Conversely, the Gulf Bend Center, a mental health and intellectual and developmental disabilities facility, found that many of its patients had comorbid conditions such as diabetes, congestive heart failure, or obesity and needed medical care.

Creating a partnership across multiple organizations

The two facilities began working together after Texas implemented a Medicaid 1115 waiver. This transformational waiver encourages facilities to begin integrating services in an effort to provide patients with higher-quality, more efficient care. In turn, healthcare organizations would receive financial incentives.

Since one of the areas of emphasis in the waiver is behavioral health, Citizens Medical Center and Gulf Bend Center began discussing how to best utilize waiver funds in order to improve patient care overall.

The Gulf Bend Center is one of 39 mental health centers covering the state, and one of only a handful that has built projects for patients with comorbid conditions rather than remaining siloed into providing only mental health services. This placed it in an ideal position to develop a cooperative relationship with the hospital.

“Once a dialogue began, we realized we had a great opportunity to work together to provide a valuable service to the patients and the community, and in the process, both organizations would spend less money and better utilize the waiver funds,” Thames said.

“The hospital needs to prevent readmissions, unnecessary admissions, and reduce the burden on the emergency room; the Gulf Bend Center needs to get patients in for treatment,” David Way, associate executive director and corporate integrity officer at Gulf Bend Center, said. “We are serving the same person, and coming together to treat the whole patient in the end rewards the patient, the agencies involved, and our organizations, which have more funds to reinvest into services.”

To help bridge the gap Thames mentioned, Gulf Bend Center was awarded a grant from the Texas Department of State Health Services and a matching local in-kind grant from Citizens Medical Center that allowed it to create an outpatient extended observation unit at Citizens for patients who fail to qualify for inpatient care, yet need evaluation, intense counseling, or medication review.

Patients can be referred from the emergency department, acute care, or a mental health clinic and can stay 12 to 48 hours. Citizens Medical Center’s matching funds cover lease space and nursing services. The hospital’s on-site behavioral health consultation group provides discharge planning and assists Gulf Bend’s qualified professionals with evaluation.

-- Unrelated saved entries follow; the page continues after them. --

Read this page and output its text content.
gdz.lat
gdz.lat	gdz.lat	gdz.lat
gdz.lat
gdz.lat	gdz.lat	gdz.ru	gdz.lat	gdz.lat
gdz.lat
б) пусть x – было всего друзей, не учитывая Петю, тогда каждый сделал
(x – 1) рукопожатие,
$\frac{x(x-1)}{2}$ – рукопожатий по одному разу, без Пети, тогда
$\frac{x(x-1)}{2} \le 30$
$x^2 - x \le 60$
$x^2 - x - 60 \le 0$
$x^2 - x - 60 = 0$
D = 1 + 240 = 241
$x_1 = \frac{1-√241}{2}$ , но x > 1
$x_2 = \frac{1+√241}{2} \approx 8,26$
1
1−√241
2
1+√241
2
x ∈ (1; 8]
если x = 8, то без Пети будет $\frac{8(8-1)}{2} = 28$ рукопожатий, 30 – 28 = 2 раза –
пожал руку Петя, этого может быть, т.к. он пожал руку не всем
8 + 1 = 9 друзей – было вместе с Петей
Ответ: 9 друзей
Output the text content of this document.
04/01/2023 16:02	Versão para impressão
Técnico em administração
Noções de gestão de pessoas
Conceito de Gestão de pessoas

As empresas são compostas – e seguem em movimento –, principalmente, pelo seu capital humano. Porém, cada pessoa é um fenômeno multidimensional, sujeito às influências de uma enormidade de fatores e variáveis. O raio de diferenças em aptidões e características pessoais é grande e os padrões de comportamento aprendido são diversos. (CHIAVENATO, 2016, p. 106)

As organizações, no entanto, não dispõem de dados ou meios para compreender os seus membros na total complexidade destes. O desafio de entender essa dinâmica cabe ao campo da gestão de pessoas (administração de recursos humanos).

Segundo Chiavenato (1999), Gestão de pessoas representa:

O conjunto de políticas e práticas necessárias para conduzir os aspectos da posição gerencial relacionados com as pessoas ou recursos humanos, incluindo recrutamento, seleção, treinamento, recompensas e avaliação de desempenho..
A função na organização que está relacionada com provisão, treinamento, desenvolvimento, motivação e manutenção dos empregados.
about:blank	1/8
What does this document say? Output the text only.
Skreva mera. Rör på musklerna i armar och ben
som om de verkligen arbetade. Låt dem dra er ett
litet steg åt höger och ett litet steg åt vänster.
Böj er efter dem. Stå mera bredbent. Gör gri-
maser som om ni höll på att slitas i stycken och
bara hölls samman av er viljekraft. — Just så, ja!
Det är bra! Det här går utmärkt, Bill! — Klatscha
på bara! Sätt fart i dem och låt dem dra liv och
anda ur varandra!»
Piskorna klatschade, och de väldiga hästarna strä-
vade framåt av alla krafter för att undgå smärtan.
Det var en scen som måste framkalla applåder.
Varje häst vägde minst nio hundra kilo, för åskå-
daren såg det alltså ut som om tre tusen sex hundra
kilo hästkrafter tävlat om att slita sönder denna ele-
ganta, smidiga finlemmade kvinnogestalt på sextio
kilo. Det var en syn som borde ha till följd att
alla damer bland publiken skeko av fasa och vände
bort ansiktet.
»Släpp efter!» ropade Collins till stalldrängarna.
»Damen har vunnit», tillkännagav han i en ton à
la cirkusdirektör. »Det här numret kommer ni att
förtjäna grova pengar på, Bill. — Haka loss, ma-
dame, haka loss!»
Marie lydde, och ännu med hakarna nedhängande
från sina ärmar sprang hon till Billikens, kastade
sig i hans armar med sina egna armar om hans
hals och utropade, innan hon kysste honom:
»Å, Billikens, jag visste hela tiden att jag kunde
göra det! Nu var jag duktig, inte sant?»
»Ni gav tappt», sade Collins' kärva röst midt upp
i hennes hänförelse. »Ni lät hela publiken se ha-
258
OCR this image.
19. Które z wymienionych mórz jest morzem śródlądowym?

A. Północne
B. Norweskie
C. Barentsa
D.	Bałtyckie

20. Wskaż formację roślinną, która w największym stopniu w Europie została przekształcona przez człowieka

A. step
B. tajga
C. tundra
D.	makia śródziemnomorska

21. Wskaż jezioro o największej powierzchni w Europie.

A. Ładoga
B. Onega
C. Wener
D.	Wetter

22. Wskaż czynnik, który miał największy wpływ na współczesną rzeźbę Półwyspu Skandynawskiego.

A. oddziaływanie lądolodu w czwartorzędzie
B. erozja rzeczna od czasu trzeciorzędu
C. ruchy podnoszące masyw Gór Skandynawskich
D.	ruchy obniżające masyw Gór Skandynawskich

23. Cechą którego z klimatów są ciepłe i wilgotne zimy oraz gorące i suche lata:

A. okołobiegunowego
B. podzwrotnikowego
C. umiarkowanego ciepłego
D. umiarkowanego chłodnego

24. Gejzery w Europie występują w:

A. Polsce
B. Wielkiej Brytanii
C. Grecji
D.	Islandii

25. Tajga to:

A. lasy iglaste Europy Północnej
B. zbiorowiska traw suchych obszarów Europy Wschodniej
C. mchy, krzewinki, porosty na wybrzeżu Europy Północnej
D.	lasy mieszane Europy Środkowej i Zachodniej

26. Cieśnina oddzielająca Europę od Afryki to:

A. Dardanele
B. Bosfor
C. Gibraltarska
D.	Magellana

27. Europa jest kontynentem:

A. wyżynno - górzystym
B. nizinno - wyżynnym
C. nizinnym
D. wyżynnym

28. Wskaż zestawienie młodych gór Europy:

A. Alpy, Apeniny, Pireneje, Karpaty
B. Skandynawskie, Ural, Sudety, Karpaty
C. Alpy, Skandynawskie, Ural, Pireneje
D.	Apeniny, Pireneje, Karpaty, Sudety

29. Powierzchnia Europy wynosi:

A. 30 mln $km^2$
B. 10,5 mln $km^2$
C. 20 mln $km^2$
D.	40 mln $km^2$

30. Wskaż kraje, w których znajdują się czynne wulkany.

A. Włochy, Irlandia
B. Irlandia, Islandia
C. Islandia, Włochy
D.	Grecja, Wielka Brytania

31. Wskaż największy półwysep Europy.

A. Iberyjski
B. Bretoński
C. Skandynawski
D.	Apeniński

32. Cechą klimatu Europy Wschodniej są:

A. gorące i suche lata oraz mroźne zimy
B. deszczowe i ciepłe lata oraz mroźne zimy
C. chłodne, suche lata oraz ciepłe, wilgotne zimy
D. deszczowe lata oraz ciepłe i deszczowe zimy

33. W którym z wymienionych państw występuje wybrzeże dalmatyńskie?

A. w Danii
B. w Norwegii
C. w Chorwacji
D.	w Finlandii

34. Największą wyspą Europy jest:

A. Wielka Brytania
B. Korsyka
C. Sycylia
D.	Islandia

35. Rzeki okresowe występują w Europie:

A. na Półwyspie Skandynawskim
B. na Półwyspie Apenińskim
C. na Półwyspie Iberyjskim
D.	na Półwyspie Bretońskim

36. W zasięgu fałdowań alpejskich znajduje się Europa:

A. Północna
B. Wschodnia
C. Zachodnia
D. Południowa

“The patient wins because they now receive the appropriate level of care in the least restrictive setting,” Way said. “Being in the hospital also helps us reach patients at the moment they need us most. If they leave the hospital without an evaluation, we are more likely to lose them.”

Although the hospital and Gulf Bend are the primary parties involved, this venture has helped local law enforcement, EMTs, and hospital providers and staff to successfully treat those in a mental health crisis. Law enforcement officers can now bring these patients directly to the extended observation unit, which alleviates the burden on the emergency department. Gulf Bend may also send a professional to the officer’s location to triage the patient.

Developing systems to function in a changing healthcare industry

The advancements made in behavioral healthcare are just one of the ways in which Citizens Medical Center is changing the way care is delivered even as it embraces the true meaning of healthcare reform.

Citizens is developing an accountable care organization model and moving toward becoming a patient-centered medical home. The organization has pulled together the resources of 12 nursing homes, home health providers, a retail pharmacy, durable medical equipment, Gulf Bend, and others to coordinate care, manage dollars, and avoid waste in redundant administrative fees. These alliances will help the organization improve operations in a pay-for-performance world.

Thames and Way strongly believe that integrating services and streamlining the continuum of care is implementing the true intent of the Affordable Care Act and represents the best practice going forward.

“You cannot bring about change by reworking what we’ve been doing,” Way said. “There has to be a paradigm shift.”